La plaignante, qui occupait un poste d'adjointe aux opérations chez l'employeur, un organisme sans but lucratif, prétend avoir fait l'objet d'un congédiement déguisé — elle soutient également avoir été victime de harcèlement psychologique — l'employeur invoque un moyen préliminaire de non-recevabilité, alléguant que la plaignante était une salariée syndiquée au moment du dépôt de la plainte — il prétend qu'elle ne peut se prévaloir du recours prévu à l'article 124 L.N.T. puisqu'elle avait accès à une procédure équivalente — l'employeur allègue également que le Tribunal n'est pas saisi d'une plainte pour harcèlement psychologique — la CNESST a informé la plaignante que sa plainte pour harcèlement psychologique était irrecevable — cette dernière n'a pas exercé son droit de révision — elle n'a pas non plus demandé que la plainte soit déférée au Tribunal — la CNESST n'a donc jamais déféré la plainte au Tribunal — celui-ci ne peut se saisir d'une plainte pour harcèlement introduite directement par un plaignant au moyen d'un acte de procédure — le Tribunal n'a pas compétence pour se prononcer sur la demande de la plaignante.
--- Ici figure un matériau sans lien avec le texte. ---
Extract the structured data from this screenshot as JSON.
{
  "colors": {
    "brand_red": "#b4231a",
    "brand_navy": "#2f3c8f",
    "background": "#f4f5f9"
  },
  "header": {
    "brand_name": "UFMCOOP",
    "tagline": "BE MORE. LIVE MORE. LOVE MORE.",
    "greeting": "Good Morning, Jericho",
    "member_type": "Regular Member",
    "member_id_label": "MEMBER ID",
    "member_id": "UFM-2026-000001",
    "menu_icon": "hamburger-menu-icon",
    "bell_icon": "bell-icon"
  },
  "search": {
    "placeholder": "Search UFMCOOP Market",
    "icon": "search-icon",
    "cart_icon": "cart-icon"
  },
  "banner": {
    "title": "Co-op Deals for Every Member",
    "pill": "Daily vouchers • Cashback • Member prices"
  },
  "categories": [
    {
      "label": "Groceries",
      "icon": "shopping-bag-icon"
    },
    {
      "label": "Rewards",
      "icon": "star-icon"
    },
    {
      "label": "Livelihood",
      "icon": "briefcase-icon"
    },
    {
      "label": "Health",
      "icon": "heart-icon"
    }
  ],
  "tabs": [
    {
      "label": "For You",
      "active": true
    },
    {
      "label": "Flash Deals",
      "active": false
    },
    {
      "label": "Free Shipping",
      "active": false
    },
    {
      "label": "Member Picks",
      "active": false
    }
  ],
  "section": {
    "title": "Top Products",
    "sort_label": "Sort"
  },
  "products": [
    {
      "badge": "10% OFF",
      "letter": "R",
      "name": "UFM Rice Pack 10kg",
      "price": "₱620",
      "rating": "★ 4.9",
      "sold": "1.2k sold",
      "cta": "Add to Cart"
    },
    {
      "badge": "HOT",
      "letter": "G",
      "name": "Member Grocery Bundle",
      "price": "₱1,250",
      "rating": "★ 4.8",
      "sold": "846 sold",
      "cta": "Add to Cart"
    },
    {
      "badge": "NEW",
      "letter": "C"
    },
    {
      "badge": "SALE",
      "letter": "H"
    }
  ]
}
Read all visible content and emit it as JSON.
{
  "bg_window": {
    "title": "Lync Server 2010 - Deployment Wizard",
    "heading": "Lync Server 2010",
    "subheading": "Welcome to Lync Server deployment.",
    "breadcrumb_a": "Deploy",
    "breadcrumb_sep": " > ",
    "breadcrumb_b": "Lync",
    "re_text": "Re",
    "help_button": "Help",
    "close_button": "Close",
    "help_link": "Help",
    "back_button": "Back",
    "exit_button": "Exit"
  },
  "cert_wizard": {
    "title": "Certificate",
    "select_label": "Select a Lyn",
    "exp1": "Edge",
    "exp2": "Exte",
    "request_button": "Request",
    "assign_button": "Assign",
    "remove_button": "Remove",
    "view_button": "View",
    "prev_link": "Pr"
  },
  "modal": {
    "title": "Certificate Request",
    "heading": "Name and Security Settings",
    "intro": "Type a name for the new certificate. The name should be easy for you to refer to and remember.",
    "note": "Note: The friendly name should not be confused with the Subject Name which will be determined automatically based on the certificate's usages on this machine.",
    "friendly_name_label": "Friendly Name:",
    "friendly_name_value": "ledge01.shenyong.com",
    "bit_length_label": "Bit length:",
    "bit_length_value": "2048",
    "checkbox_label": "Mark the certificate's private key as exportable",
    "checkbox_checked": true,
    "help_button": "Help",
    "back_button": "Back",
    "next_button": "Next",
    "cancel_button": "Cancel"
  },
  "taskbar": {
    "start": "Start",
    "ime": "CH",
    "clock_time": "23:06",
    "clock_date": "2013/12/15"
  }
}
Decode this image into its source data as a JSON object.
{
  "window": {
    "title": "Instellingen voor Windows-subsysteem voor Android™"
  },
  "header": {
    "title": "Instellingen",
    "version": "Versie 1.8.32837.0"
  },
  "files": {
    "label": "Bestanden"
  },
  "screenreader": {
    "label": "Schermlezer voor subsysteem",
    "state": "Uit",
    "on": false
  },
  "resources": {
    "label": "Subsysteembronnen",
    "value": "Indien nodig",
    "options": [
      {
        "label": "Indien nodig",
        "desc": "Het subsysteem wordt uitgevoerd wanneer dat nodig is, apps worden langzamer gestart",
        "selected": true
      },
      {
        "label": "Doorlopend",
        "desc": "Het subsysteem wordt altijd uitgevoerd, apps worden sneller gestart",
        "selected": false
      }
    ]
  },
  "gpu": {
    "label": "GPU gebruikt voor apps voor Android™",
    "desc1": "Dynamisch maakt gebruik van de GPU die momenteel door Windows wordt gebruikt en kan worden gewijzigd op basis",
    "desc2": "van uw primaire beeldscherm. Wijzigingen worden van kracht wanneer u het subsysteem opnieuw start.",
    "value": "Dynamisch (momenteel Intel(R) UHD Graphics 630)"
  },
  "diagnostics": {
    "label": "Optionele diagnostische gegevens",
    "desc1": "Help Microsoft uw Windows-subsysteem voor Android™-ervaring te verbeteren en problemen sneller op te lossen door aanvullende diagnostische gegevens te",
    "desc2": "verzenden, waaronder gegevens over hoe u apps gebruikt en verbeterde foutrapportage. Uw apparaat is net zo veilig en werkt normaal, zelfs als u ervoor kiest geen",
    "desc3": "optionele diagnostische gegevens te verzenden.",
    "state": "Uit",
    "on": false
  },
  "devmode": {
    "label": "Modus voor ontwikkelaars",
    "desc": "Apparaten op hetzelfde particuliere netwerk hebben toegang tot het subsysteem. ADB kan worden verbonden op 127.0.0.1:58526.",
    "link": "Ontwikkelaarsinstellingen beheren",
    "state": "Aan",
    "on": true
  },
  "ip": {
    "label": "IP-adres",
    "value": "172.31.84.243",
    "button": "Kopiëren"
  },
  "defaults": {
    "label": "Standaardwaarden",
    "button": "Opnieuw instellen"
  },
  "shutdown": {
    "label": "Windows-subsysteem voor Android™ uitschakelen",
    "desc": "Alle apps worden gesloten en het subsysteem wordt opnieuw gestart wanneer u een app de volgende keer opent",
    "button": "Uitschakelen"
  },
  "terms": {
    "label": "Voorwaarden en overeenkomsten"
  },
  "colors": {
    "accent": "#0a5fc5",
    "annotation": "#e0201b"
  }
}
En ce qui a trait à la plainte en vertu de l'article 124 L.N.T., la preuve ne permet pas de reconnaître à la plaignante le statut de cadre — la plaignante n'a pas d'employés qui relèvent d'elle — elle participe à l'embauche et à l'intégration des nouveaux salariés, mais n'a aucune autorité administrative à leur endroit — elle reçoit ses mandats directement de la directrice générale et bénéficie d'une large autonomie pour les exécuter, en plus de rencontrer des tiers pour négocier des ententes de partenariat — elle n'a cependant pas le pouvoir de lier légalement l'organisme — les ententes doivent être signées par la directrice générale — bien que son bureau soit situé dans une section réservée à l'équipe de direction et qu'une collègue la considère comme une cadre, la plaignante ne bénéficie d'aucune délégation réelle et effective de pouvoir ou d'autorité — elle détient une autorité professionnelle dans certains dossiers — or, la simple autorité à caractère fonctionnel ou professionnel ne suffit pas pour priver une personne du statut de salarié — au moment du congédiement allégué, la plaignante était une salariée assujettie à la convention collective.

En vertu de la Loi sur les normes du travail, une plainte pour congédiement sans cause juste et suffisante n'est accessible au salarié que s'il ne dispose d'aucune autre procédure de réparation équivalente — une procédure d'arbitrage de griefs comprise dans une convention collective offre généralement un recours équivalant à celui prévu à l'article 124 L.N.T. — une procédure de règlement des litiges et d'arbitrage de griefs est prévue à l'article 22 de la convention collective — cette procédure s'apparente à celle que l'on trouve aux articles 100 à 102 du Code du travail — la plaignante avait accès à la procédure de griefs prévue à la convention collective pour contester la décision de l'employeur ayant mis fin à l'entente patronale-syndicale — il s'agit d'un litige qui met en cause l'application de la convention collective — seul l'arbitre de griefs est compétent pour trancher cette mésentente.